MT. HOOD — Spinner Shelly Duniphin stepped outside the old building to take a cell phone call.

Moments later she was back at her spinning wheel, creating colorful thread, as part of Sunday’s “Spin-In” at Mt. Hood Towne Hall.

“We’re keeping an old tradition alive,” said Duniphin, of Snowden, a mother of two teenage daughters. She and a dozen other women sat at spinning wheels in the gymnasium of the old hall.

Nearby, under a sign marked “stash reduction,” other spinners looked through piles of wool brought in for trade. Cotton, silk, alpaca, sheep, and even musk ox wool were available for sale or trade. Spinners typically build up large stocks of material and are eager to share.

“Believe me, this is addictive,” said Jane McLean of Mt. Hood. “There isn’t a fiber person out there who doesn’t have too much fiber.”

The “Spin-In,” part of the Northwest Spinners Regional Association, was a fundraiser for the Towne Hall renovation project, and a warm-up for the newly-formed NSWRA chapter in the Gorge. Known as an “area,” the chapter will take in members from Portland to Hermiston. Among the area members present Sunday was Barbara Quinn of Washougal, who worked at an “Irish Castle wheel,” distinct with its upright structure.

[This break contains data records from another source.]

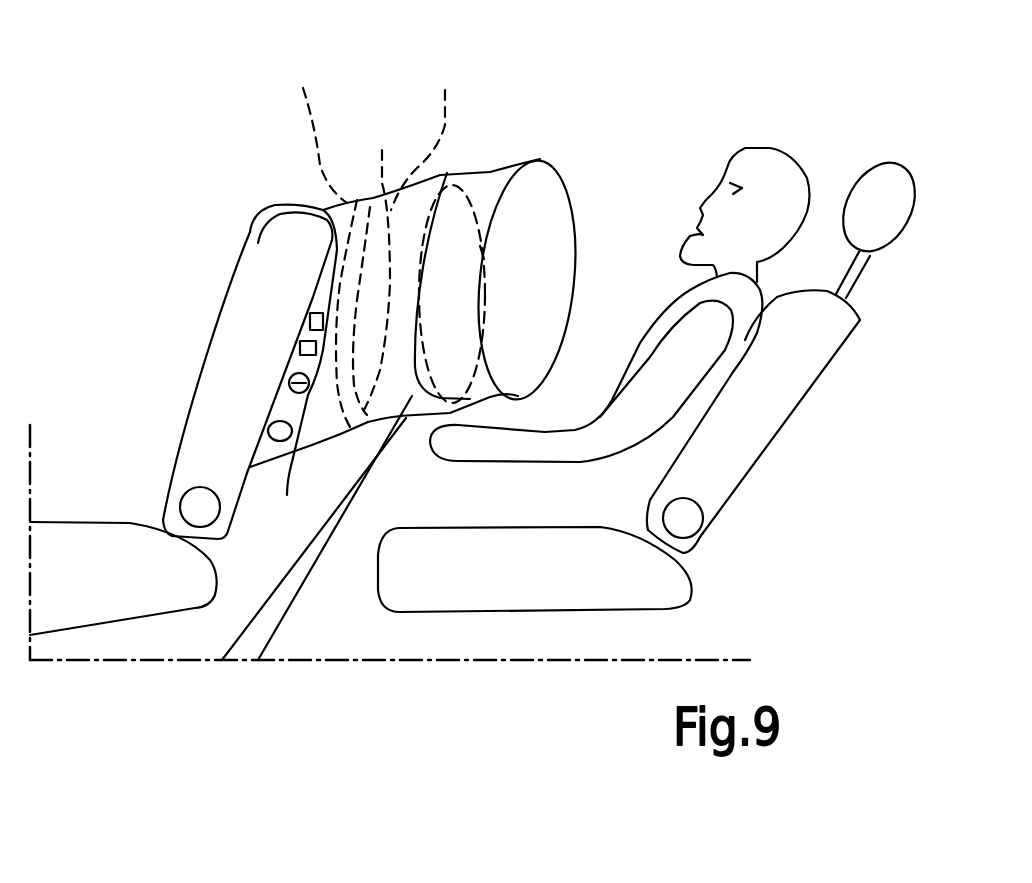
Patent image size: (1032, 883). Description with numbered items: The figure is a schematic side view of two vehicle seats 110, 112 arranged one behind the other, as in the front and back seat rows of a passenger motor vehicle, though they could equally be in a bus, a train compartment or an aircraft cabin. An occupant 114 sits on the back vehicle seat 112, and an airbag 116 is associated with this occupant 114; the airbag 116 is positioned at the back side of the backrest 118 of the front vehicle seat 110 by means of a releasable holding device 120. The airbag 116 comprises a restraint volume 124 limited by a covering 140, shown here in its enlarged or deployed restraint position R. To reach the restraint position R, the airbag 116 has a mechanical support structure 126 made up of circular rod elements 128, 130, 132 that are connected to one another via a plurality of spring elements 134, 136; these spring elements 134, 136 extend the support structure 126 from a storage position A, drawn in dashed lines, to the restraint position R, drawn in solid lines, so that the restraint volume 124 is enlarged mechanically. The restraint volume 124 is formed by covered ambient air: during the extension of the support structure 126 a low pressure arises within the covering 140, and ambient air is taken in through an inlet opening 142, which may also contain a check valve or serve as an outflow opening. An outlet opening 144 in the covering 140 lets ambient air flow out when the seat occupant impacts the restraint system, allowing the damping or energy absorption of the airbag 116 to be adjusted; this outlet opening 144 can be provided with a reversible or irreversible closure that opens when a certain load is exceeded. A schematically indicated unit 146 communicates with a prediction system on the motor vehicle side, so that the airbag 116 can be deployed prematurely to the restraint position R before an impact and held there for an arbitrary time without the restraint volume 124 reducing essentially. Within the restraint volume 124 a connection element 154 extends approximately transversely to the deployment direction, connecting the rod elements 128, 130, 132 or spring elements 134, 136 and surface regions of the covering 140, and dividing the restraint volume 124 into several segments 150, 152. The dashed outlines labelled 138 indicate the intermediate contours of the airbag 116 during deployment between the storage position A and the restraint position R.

The vehicle seat 110 is at (390, 375).
The vehicle seat 112 is at (879, 170).
The occupant 114 is at (632, 451).
The airbag 116 is at (620, 271).
The backrest 118 is at (274, 446).
The releasable holding device 120 is at (378, 282).
The restraint volume 124 is at (500, 251).
The mechanical support structure 126 is at (416, 573).
The rod element 128 is at (523, 569).
The rod element 130 is at (369, 573).
The rod element 132 is at (259, 617).
The spring element 134 is at (466, 584).
The spring element 136 is at (353, 599).
The intermediate airbag contour 138 is at (368, 232).
The covering 140 is at (633, 164).
The inlet opening 142 is at (206, 595).
The outlet opening 144 is at (196, 407).
The unit 146 is at (199, 371).
The segment 150 is at (452, 294).
The segment 152 is at (372, 313).
The connection element 154 is at (571, 228).
The storage position A is at (349, 113).
The restraint position R is at (542, 80).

“Wheels come in all shapes and sizes, from the size of a book, to huge,” Quinn said.

Currently, spinners in the Gorge must travel to Yakima or Portland for events, so the NSWRA was asked to set up a new chapter to make getting together easier during the winter.

“Anyone can join us. You don’t have to know how to spin,” Duniphin said. “You can learn, or just watch and talk. It’s for anyone who is curious about different fibres.” The area group meets at 10 a.m. on the fourth Saturday of each month, at Columbia Art Gallery in Hood River.

“We get together and play,” said McLean, who has spun for about 12 years and teaches locally. Next week McLean will teach about spinning to history students at Horizon Christian School.

“You have here today three generations of spinners,” she said, motioning around the gym as she tested the natural twist of the sheep wool skein she created.

“This is something we’re trying to hand down from one generation to the next,” she said.

“We need to,” said Sue Momberg of Hood River, who taught McLean to spin.

“We’re losing it. It is a basic fundamental tradition we should not lose, Momberg said.

“You have to have events like this, to educate people wherever you can. If people go out and see it enough (it might catch on),” she said. “If you are at all interested, you’re hooked. Otherwise, forget it,” Momberg said.

McLean said spinning is highly social.

“You’re spinning and making thread and yarn, but you can do other things at the same time. We can also sit and talk — and spin a yarn, and by that I mean another kind of yarn, a story,” she said (“Rumpelstiltskin,” with its golden thread, is among her favorites.)

“You can’t spin on the computer,” Duniphin said. “Maybe one day they’ll figure out a way, but not yet. Fiber people need to feel fiber.”